This page provides a brief overview of the Mental Health and Smoking Partnership's key recommendations to reduce smoking for people with a mental health condition.

Our key policy asks

  • A new Tobacco Control Plan for England with a commitment to secure smokefree 2030 for people with a mental health condition. Including:
    • A target for reducing rates in this population
    • Scaled up support for smokers outside secondary MH services e.g. IAPT
    • Connecting smokers to quitting aids such as e-cigarettes
  • That the 10 Year Mental Health Strategy includes a clear commitment to reduce smoking as part of a strategy to improve physical health for this population.
  • Commitments made through the NHS Long Term Plan to provide smoking cessation support to smokers with long term mental health conditions must be fully implemented and sustained

Why it matters

Smoking is undermining government goals to improve physical health of people with mental health conditions:

  • High smoking rates among people with mental health condition is a leading cause of premature death and disease: Smoking accounts for two-thirds of the reduced life expectancy of people with a serious mental illness (SMI).
  • Smoking rates are high in most groups with poor mental health: The highest rates of smoking are among people with substance use issues e.g. 70% of those receiving treatment for opiates smoke. People with SMI have more than three times the smoking rate of the general population (41% verses 14%). The rate among people with depression and anxiety is just under twice that of the general population (26% verses 14%) but they account for around 1.6 million smokers.

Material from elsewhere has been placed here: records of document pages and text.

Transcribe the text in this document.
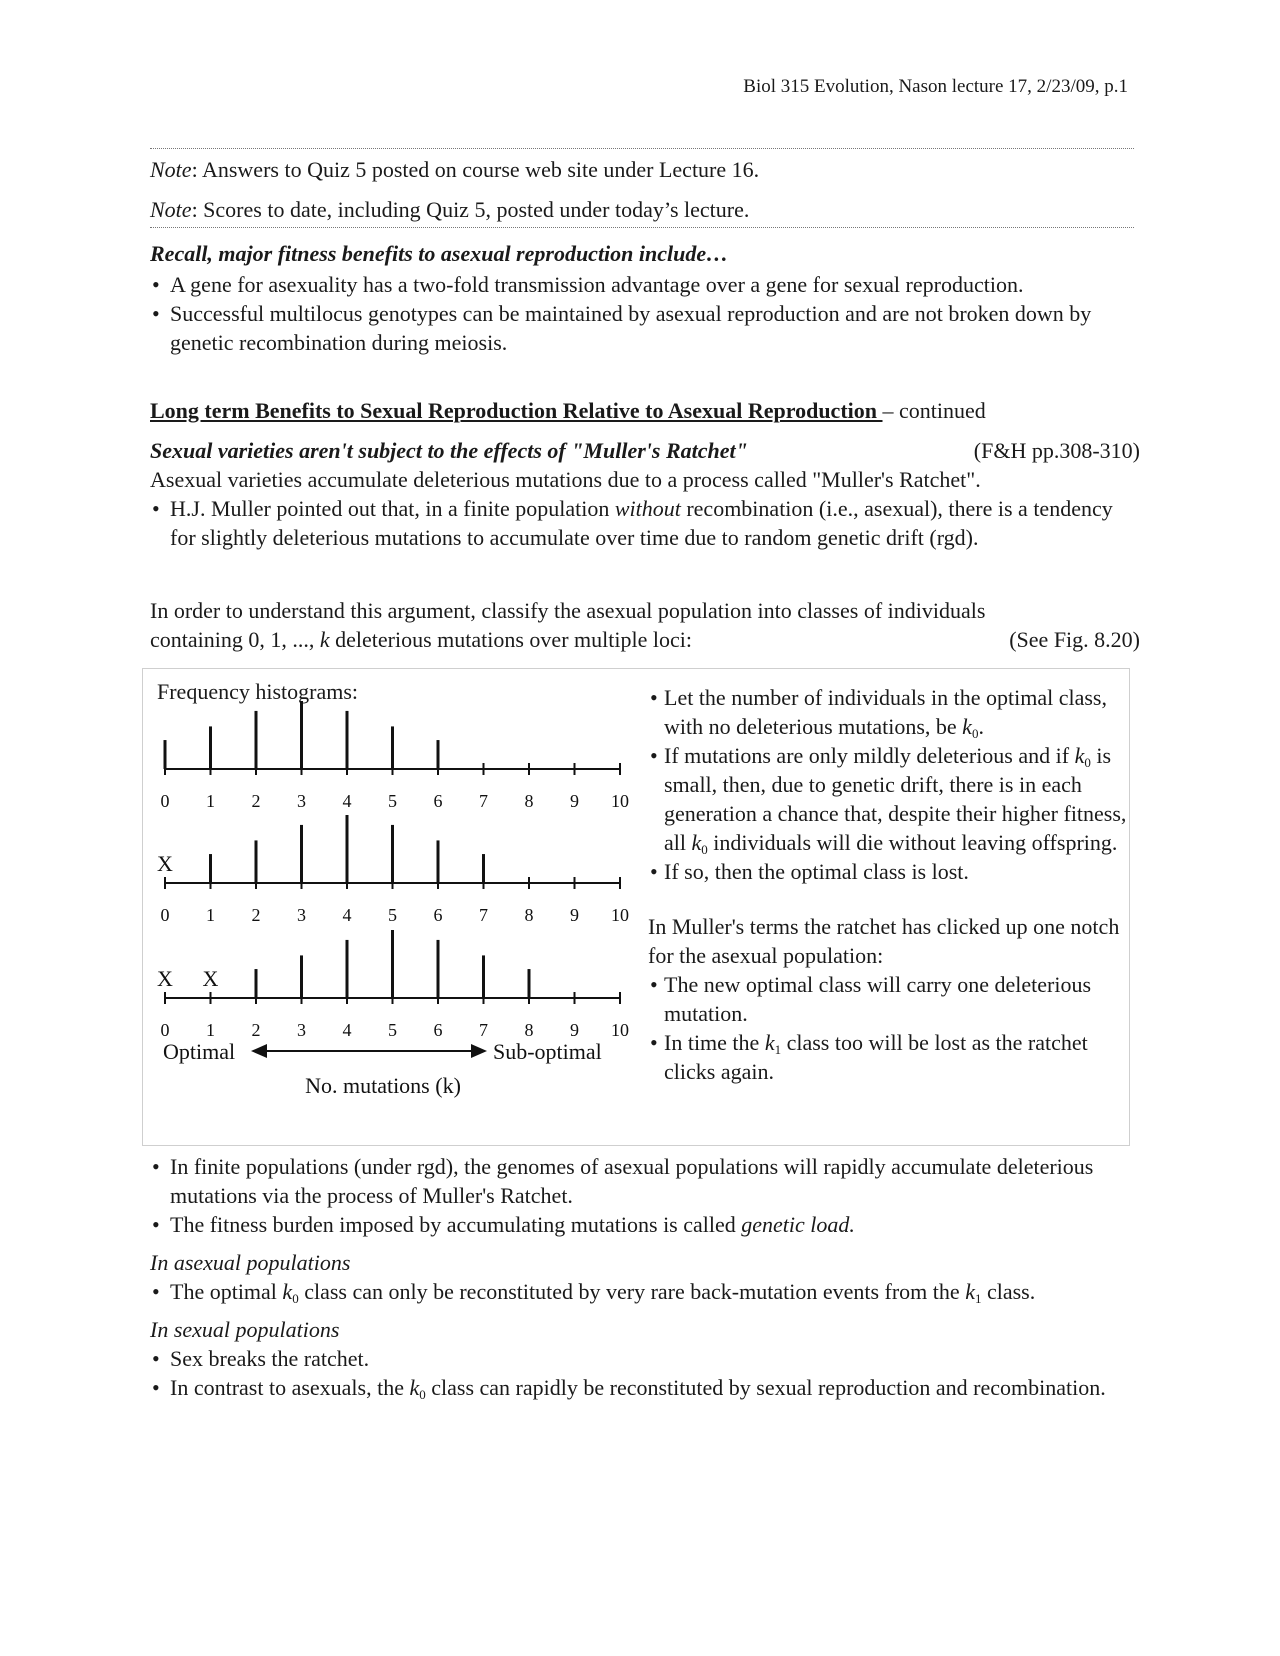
Biol 315 Evolution, Nason lecture 17, 2/23/09, p.1
Note: Answers to Quiz 5 posted on course web site under Lecture 16.
Note: Scores to date, including Quiz 5, posted under today’s lecture.
Recall, major fitness benefits to asexual reproduction include…
• A gene for asexuality has a two-fold transmission advantage over a gene for sexual reproduction.
• Successful multilocus genotypes can be maintained by asexual reproduction and are not broken down by genetic recombination during meiosis.
Long term Benefits to Sexual Reproduction Relative to Asexual Reproduction – continued
Sexual varieties aren't subject to the effects of "Muller's Ratchet"	(F&H pp.308-310)
Asexual varieties accumulate deleterious mutations due to a process called "Muller's Ratchet".
• H.J. Muller pointed out that, in a finite population without recombination (i.e., asexual), there is a tendency for slightly deleterious mutations to accumulate over time due to random genetic drift (rgd).
In order to understand this argument, classify the asexual population into classes of individuals
containing 0, 1, ..., k deleterious mutations over multiple loci:	(See Fig. 8.20)
Frequency histograms:
0 1 2 3 4 5 6 7 8 9 10
0 1 2 3 4 5 6 7 8 9 10
X
0 1 2 3 4 5 6 7 8 9 10
X X
Optimal	Sub-optimal
No. mutations (k)
• Let the number of individuals in the optimal class, with no deleterious mutations, be $k_0$.
• If mutations are only mildly deleterious and if $k_0$ is small, then, due to genetic drift, there is in each generation a chance that, despite their higher fitness, all $k_0$ individuals will die without leaving offspring.
• If so, then the optimal class is lost.
In Muller's terms the ratchet has clicked up one notch for the asexual population:
• The new optimal class will carry one deleterious mutation.
• In time the $k_1$ class too will be lost as the ratchet clicks again.
• In finite populations (under rgd), the genomes of asexual populations will rapidly accumulate deleterious mutations via the process of Muller's Ratchet.
• The fitness burden imposed by accumulating mutations is called genetic load.
In asexual populations
• The optimal $k_0$ class can only be reconstituted by very rare back-mutation events from the $k_1$ class.
In sexual populations
• Sex breaks the ratchet.
• In contrast to asexuals, the $k_0$ class can rapidly be reconstituted by sexual reproduction and recombination.
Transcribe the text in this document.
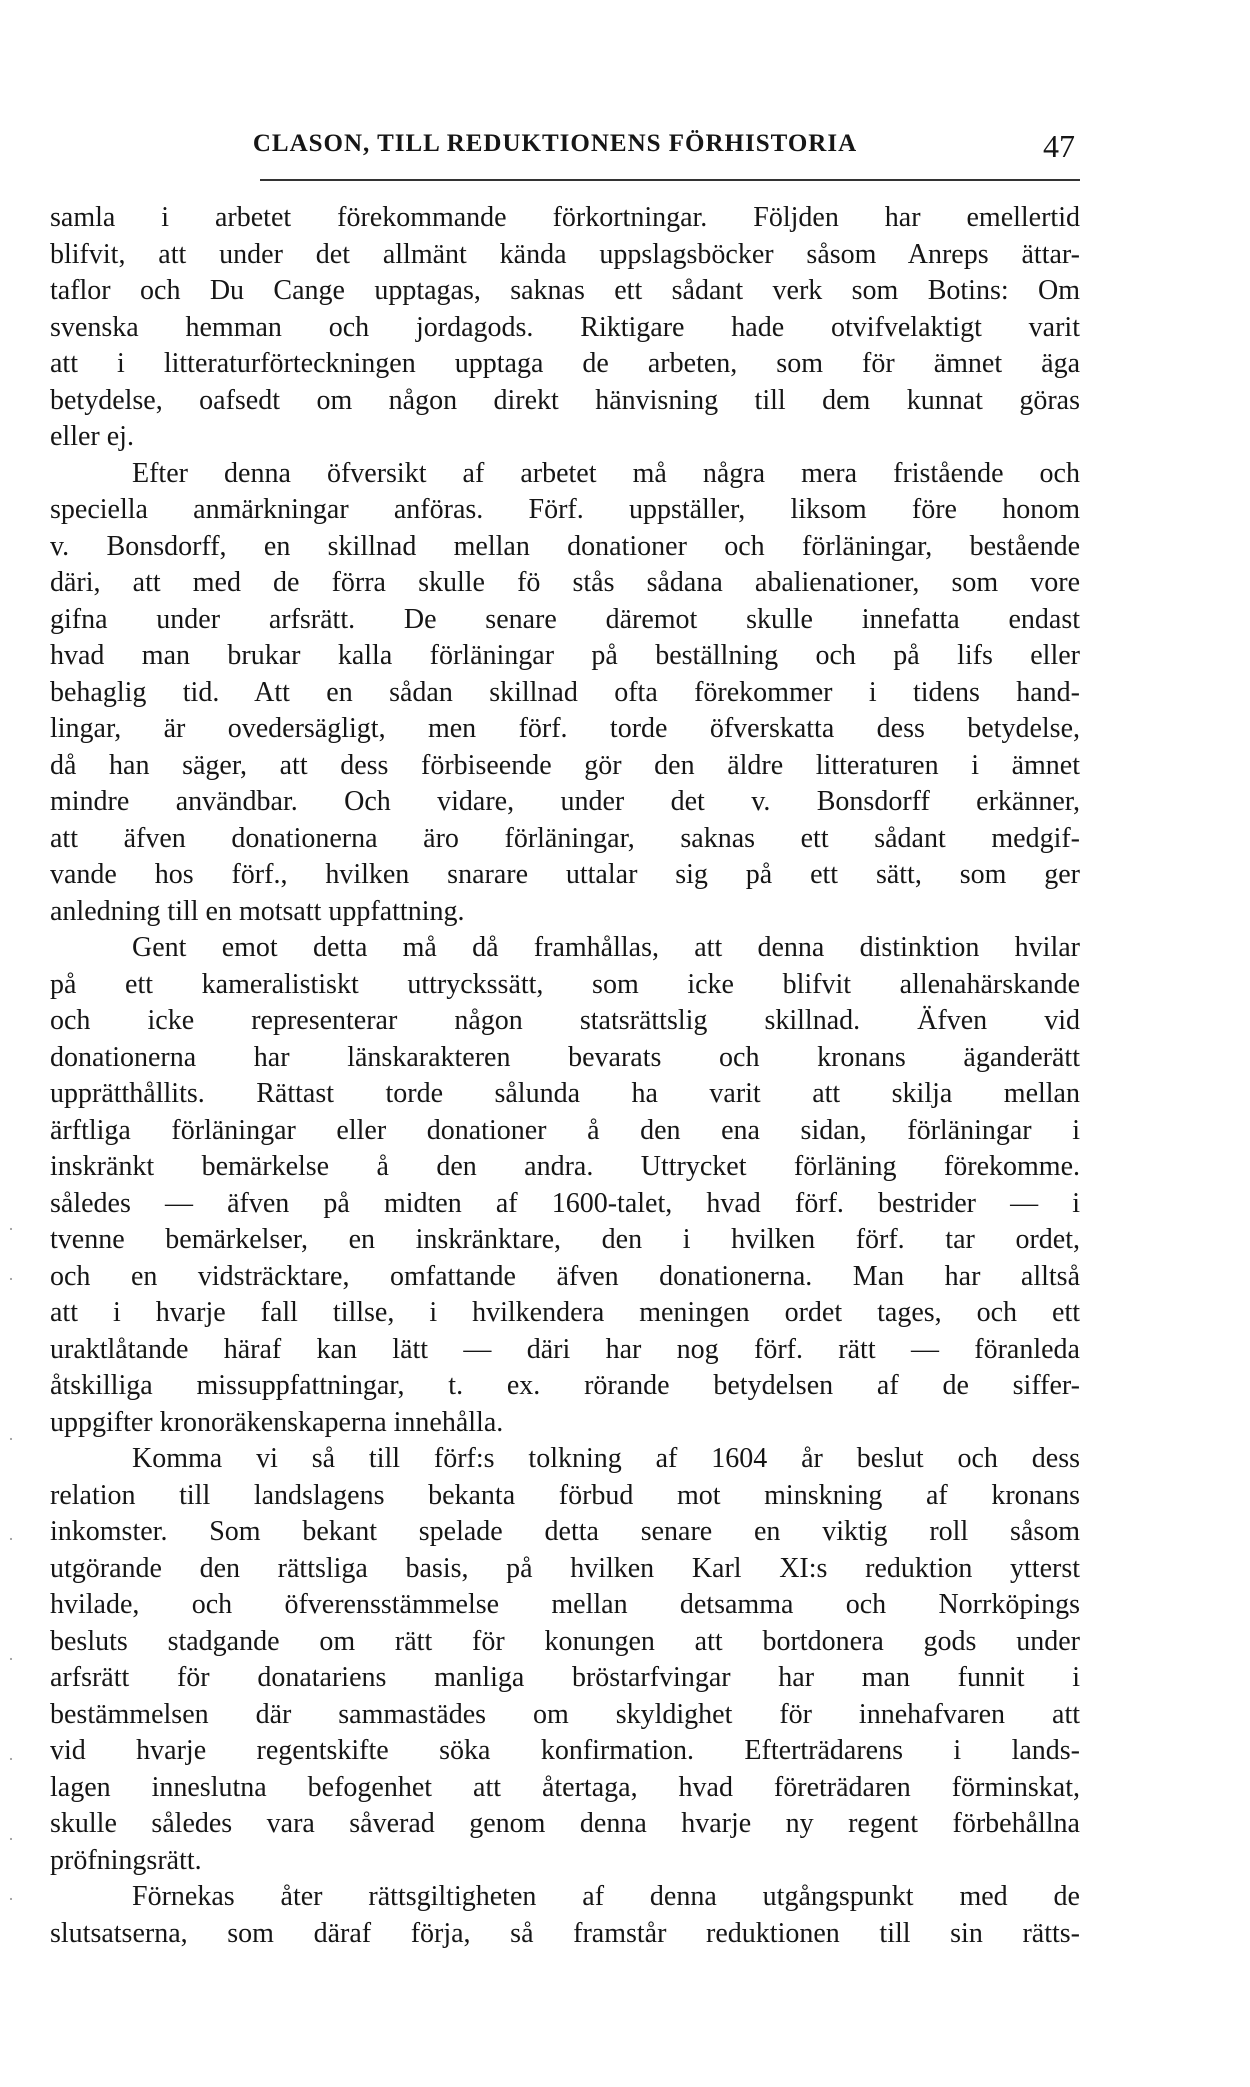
CLASON, TILL REDUKTIONENS FÖRHISTORIA	47
samla i arbetet förekommande förkortningar. Följden har emellertid
blifvit, att under det allmänt kända uppslagsböcker såsom Anreps ättar-
taflor och Du Cange upptagas, saknas ett sådant verk som Botins: Om
svenska hemman och jordagods. Riktigare hade otvifvelaktigt varit
att i litteraturförteckningen upptaga de arbeten, som för ämnet äga
betydelse, oafsedt om någon direkt hänvisning till dem kunnat göras
eller ej.
Efter denna öfversikt af arbetet må några mera fristående och
speciella anmärkningar anföras. Förf. uppställer, liksom före honom
v. Bonsdorff, en skillnad mellan donationer och förläningar, bestående
däri, att med de förra skulle fö stås sådana abalienationer, som vore
gifna under arfsrätt. De senare däremot skulle innefatta endast
hvad man brukar kalla förläningar på beställning och på lifs eller
behaglig tid. Att en sådan skillnad ofta förekommer i tidens hand-
lingar, är ovedersägligt, men förf. torde öfverskatta dess betydelse,
då han säger, att dess förbiseende gör den äldre litteraturen i ämnet
mindre användbar. Och vidare, under det v. Bonsdorff erkänner,
att äfven donationerna äro förläningar, saknas ett sådant medgif-
vande hos förf., hvilken snarare uttalar sig på ett sätt, som ger
anledning till en motsatt uppfattning.
Gent emot detta må då framhållas, att denna distinktion hvilar
på ett kameralistiskt uttryckssätt, som icke blifvit allenahärskande
och icke representerar någon statsrättslig skillnad. Äfven vid
donationerna har länskarakteren bevarats och kronans äganderätt
upprätthållits. Rättast torde sålunda ha varit att skilja mellan
ärftliga förläningar eller donationer å den ena sidan, förläningar i
inskränkt bemärkelse å den andra. Uttrycket förläning förekomme.
således — äfven på midten af 1600-talet, hvad förf. bestrider — i
tvenne bemärkelser, en inskränktare, den i hvilken förf. tar ordet,
och en vidsträcktare, omfattande äfven donationerna. Man har alltså
att i hvarje fall tillse, i hvilkendera meningen ordet tages, och ett
uraktlåtande häraf kan lätt — däri har nog förf. rätt — föranleda
åtskilliga missuppfattningar, t. ex. rörande betydelsen af de siffer-
uppgifter kronoräkenskaperna innehålla.
Komma vi så till förf:s tolkning af 1604 år beslut och dess
relation till landslagens bekanta förbud mot minskning af kronans
inkomster. Som bekant spelade detta senare en viktig roll såsom
utgörande den rättsliga basis, på hvilken Karl XI:s reduktion ytterst
hvilade, och öfverensstämmelse mellan detsamma och Norrköpings
besluts stadgande om rätt för konungen att bortdonera gods under
arfsrätt för donatariens manliga bröstarfvingar har man funnit i
bestämmelsen där sammastädes om skyldighet för innehafvaren att
vid hvarje regentskifte söka konfirmation. Efterträdarens i lands-
lagen inneslutna befogenhet att återtaga, hvad företrädaren förminskat,
skulle således vara såverad genom denna hvarje ny regent förbehållna
pröfningsrätt.
Förnekas åter rättsgiltigheten af denna utgångspunkt med de
slutsatserna, som däraf förja, så framstår reduktionen till sin rätts-
·
·
·
·
·
·
·
·
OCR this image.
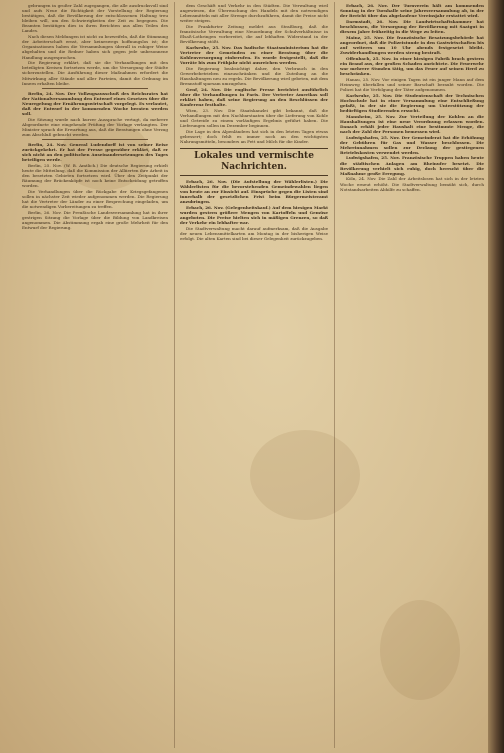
gebrungen in großer Zahl zugegangen, die alle ausdrucksvoll sind und aufs Neue die Richtigkeit der Vorstellung der Regierung bestätigen, daß die Bevölkerung der entschlossenen Haltung treu bleiben will, um den Schwierigkeiten der Zeit zu begegnen. Die Beamten bestätigen dies in ihren Berichten aus allen Teilen des Landes.

Nach diesen Meldungen ist nicht zu bezweifeln, daß die Stimmung der Arbeiterschaft ernst, aber keineswegs hoffnungslos ist; die Organisationen haben die Versammlungen überall in ruhiger Weise abgehalten und die Redner haben sich gegen jede unbesonnene Handlung ausgesprochen.

Die Regierung erklärt, daß sie die Verhandlungen mit den beteiligten Kreisen fortsetzen werde, um die Versorgung der Städte sicherzustellen. Die Ausführung dieser Maßnahmen erfordert die Mitwirkung aller Stände und aller Parteien, damit die Ordnung im Innern erhalten bleibe.

Berlin, 24. Nov. Der Vollzugsausschuß des Reichsrates hat der Nationalversammlung den Entwurf eines Gesetzes über die Neuregelung der Ernährungswirtschaft vorgelegt. Es verlautet, daß der Entwurf in der kommenden Woche beraten werden soll.

Die Sitzung wurde nach kurzer Aussprache vertagt, da mehrere Abgeordnete eine eingehende Prüfung der Vorlage verlangten. Der Minister sprach die Erwartung aus, daß die Beratungen ohne Verzug zum Abschluß gebracht werden.

Berlin, 24. Nov. General Ludendorff ist von seiner Reise zurückgekehrt. Er hat der Presse gegenüber erklärt, daß er sich nicht an den politischen Auseinandersetzungen des Tages beteiligen werde.

Berlin, 25. Nov. (W. B. Amtlich.) Die deutsche Regierung erhielt heute die Mitteilung, daß die Kommission der Alliierten ihre Arbeit in den besetzten Gebieten fortsetzen wird. Über den Zeitpunkt der Räumung der Brückenköpfe ist noch keine Entscheidung getroffen worden.

Die Verhandlungen über die Rückgabe der Kriegsgefangenen sollen in nächster Zeit wieder aufgenommen werden. Die Regierung hat die Vertreter der Länder zu einer Besprechung eingeladen, um die notwendigen Vorbereitungen zu treffen.

Berlin, 26. Nov. Die Preußische Landesversammlung hat in ihrer gestrigen Sitzung die Vorlage über die Bildung von Landkreisen angenommen. Die Abstimmung ergab eine große Mehrheit für den Entwurf der Regierung.

dem Geschäft und Verkehr in den Städten. Die Verwaltung wird angewiesen, die Überwachung des Handels mit den notwendigen Lebensmitteln mit aller Strenge durchzuführen, damit die Preise nicht weiter steigen.

Die Frankfurter Zeitung meldet aus Straßburg, daß die französische Verwaltung eine Neuordnung der Schulverhältnisse in Elsaß-Lothringen vorbereitet, die auf lebhaften Widerstand in der Bevölkerung stößt.

Karlsruhe, 25. Nov. Das badische Staatsministerium hat die Vertreter der Gemeinden zu einer Beratung über die Kohlenversorgung einberufen. Es wurde festgestellt, daß die Vorräte bis zum Frühjahr nicht ausreichen werden.

Die Regierung beabsichtigt daher, den Verbrauch in den Gewerbebetrieben einzuschränken und die Zuteilung an die Haushaltungen neu zu regeln. Die Bevölkerung wird gebeten, mit dem Brennstoff sparsam umzugehen.

Genf, 24. Nov. Die englische Presse berichtet ausführlich über die Verhandlungen in Paris. Der Vertreter Amerikas soll erklärt haben, daß seine Regierung an den Beschlüssen der Konferenz festhalte.

Wien, 23. Nov. Die Staatskanzlei gibt bekannt, daß die Verhandlungen mit den Nachbarstaaten über die Lieferung von Kohle und Getreide zu einem vorläufigen Ergebnis geführt haben. Die Lieferungen sollen im Dezember beginnen.

Die Lage in den Alpenländern hat sich in den letzten Tagen etwas gebessert; doch fehlt es immer noch an den wichtigsten Nahrungsmitteln, besonders an Fett und Milch für die Kinder.

Lokales und vermischte Nachrichten.

Erbach, 26. Nov. (Die Aufstellung der Wählerlisten.) Die Wählerlisten für die bevorstehenden Gemeindewahlen liegen von heute an zur Einsicht auf. Einsprüche gegen die Listen sind innerhalb der gesetzlichen Frist beim Bürgermeisteramt anzubringen.

Erbach, 26. Nov. (Gelegenheitskauf.) Auf dem hiesigen Markt wurden gestern größere Mengen von Kartoffeln und Gemüse angeboten. Die Preise hielten sich in mäßigen Grenzen, so daß der Verkehr ein lebhafter war.

Die Stadtverwaltung macht darauf aufmerksam, daß die Ausgabe der neuen Lebensmittelkarten am Montag in der bisherigen Weise erfolgt. Die alten Karten sind bei dieser Gelegenheit zurückzugeben.

Erbach, 26. Nov. Der Turnverein hält am kommenden Sonntag in der Turnhalle seine Jahresversammlung ab, in der der Bericht über das abgelaufene Vereinsjahr erstattet wird.

Darmstadt, 26. Nov. Die Landwirtschaftskammer hat beschlossen, die Versorgung der Bevölkerung mit Saatgut in diesem Jahre frühzeitig in die Wege zu leiten.

Mainz, 25. Nov. Die französische Besatzungsbehörde hat angeordnet, daß die Polizeistunde in den Gastwirtschaften bis auf weiteres um 10 Uhr abends festgesetzt bleibt. Zuwiderhandlungen werden streng bestraft.

Offenbach, 25. Nov. In einer hiesigen Fabrik brach gestern ein Brand aus, der großen Schaden anrichtete. Die Feuerwehr war mehrere Stunden tätig, um das Feuer auf seinen Herd zu beschränken.

Hanau, 25. Nov. Vor einigen Tagen ist ein junger Mann auf dem Heimweg überfallen und seiner Barschaft beraubt worden. Die Polizei hat die Verfolgung der Täter aufgenommen.

Karlsruhe, 25. Nov. Die Studentenschaft der Technischen Hochschule hat in einer Versammlung eine Entschließung gefaßt, in der sie die Regierung um Unterstützung der bedürftigen Studierenden ersucht.

Mannheim, 25. Nov. Zur Verteilung der Kohlen an die Haushaltungen ist eine neue Verordnung erlassen worden. Danach erhält jeder Haushalt eine bestimmte Menge, die nach der Zahl der Personen bemessen wird.

Ludwigshafen, 25. Nov. Der Gemeinderat hat die Erhöhung der Gebühren für Gas und Wasser beschlossen. Die Mehreinnahmen sollen zur Deckung der gestiegenen Betriebskosten verwendet werden.

Ludwigshafen, 25. Nov. Französische Truppen haben heute die städtischen Anlagen am Rheinufer besetzt. Die Bevölkerung verhielt sich ruhig, doch herrscht über die Maßnahme große Erregung.

Köln, 24. Nov. Die Zahl der Arbeitslosen hat sich in der letzten Woche erneut erhöht. Die Stadtverwaltung bemüht sich, durch Notstandsarbeiten Abhilfe zu schaffen.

Increasing quitting can improve population level mental health, reduce burden on the NHS and improve the wealth and employment prospects of people with mental health conditions:

  • Stopping smoking improves mental health: There is now good evidence that stopping smoking improves mental health of all smokers. The effect has been compared to the impact of anti-depressants.
  • Smoking exacerbates levels of poor mental health: Growing evidence that smoking contributes to development of some mental health conditions (including schizophrenia and depression), smoking damages people’s wealth, health and employability further contributing to the burden of poor mental health

Without targeted action people with mental health conditions will be left behind:

  • Securing the Government’s goal of a smokefree country by 2030 will be at least a decade later for people with mental health conditions making a major contribution to inequality.
  • Barriers to quitting: People with a mental health condition are similarly motivated to quit compared to the general population and with the right support can be equally successful, but higher levels of addiction and other barriers undermine quit success.